The overarching goal of the SYSIMIT projects is to exploit the full prognostic potential of routinely obtained biopsy samples in transplantation and hereditary breast cancer. Compared to conventional “descriptive” evaluation of biopsies, the fundamentally new approach is including the spatio-temporal dimension of dynamic immunological processes in the interpretation of microscopic image data, based on advanced image analysis and mathematical models of underlying dynamic processes.
SYSIMIT realizes a systems medicine approach by integrating image mining approaches adopted from satellite-based remote-sensing image analysis technologies, three-dimensional simulations of cell-cell interactions, and comprehensive integrative analysis of multimodal biomedical data such as genome-wide molecular data and autoantibody profiles, in a consequently interdisciplinary effort.
Example for consecutive biopsies at different time points (in months, mts) after renal transplantation. The four microscopic images show immunohistochemical detection of CD3, a T-lymphocyte- specific surface marker. Biopsies can be performed for a clinical indication ("indicated biopsies"), or as protocol biopsies in the context of planned follow-up examinations. The schematic under the images shows a fictive possible time course of protocol biopsies.
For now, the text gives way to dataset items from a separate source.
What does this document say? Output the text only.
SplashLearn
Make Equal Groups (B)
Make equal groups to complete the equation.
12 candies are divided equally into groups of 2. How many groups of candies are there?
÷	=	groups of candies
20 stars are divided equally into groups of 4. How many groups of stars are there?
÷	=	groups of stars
Image by Friedrich Feuerhake, Hannover Medical School, Hannover, Germany
SYSIMIT follows a disease-overarching concept. The two very different areas of renal transplantation and breast cancer share one important commonality: Protein structures that are recognized as “foreign” by the patient’s immune system persist for a long time and induce a microscopically detectable immune reaction, so far not sufficiently captured by conventional methods. In the case of breast cancer, the inflammatory reactions have even been regarded as “bystander” effect rather than as element reflecting tumor phenotype. We expect that advanced pattern recognition in the framework of our systems medicine approach will significantly improve the diagnostic and predictive value of routinely obtained biopsies, particularly in the context of novel targeted immunomodulatory therapies.
Prerequisites to capture the spatial aspects of the breast cancer -associated inflammatory resonse in the tumor microenvironment: Object-oriented image analysis to detect mammary gland lobules adjacent to hereditary breast cancer.
A - classification of lobules according to their distance to the tumor.
B - An important tool for for statistical assessment of sensitivity and robustness of automated pattern recognition, in this example by manual annotation of true positive, false positive, and false negative results.
Image by Anne Grote et al., Published: 19 December 2014 © 2014 Grote et al.; licensee BioMed Central Ltd. / http://www.diagnosticpathology.org/content/9/S1/S11
To this end, there has been a recent paradigm shift in oncoimmunology, towards recognizing the inflammatory tumor microenvironment in certain cancer types as targetable, intrisic component contributing to the biological behavior. In transplantation medicine, an ongoing discussion is on the role of the antibody-mediated “humoral” component of acute rejection, positioning our study of early lymphoid structures that potentially preceed the generation of donor-specific antibodies, in a clinically relevant field of interest. Thus, SYSIMIT is in line with the overarching goal of the e:Med initiative to establish systems medicine in Germany in disease-related areas, and to use its innovative strategies to enable substantial improvements in fields with an urgent medical need.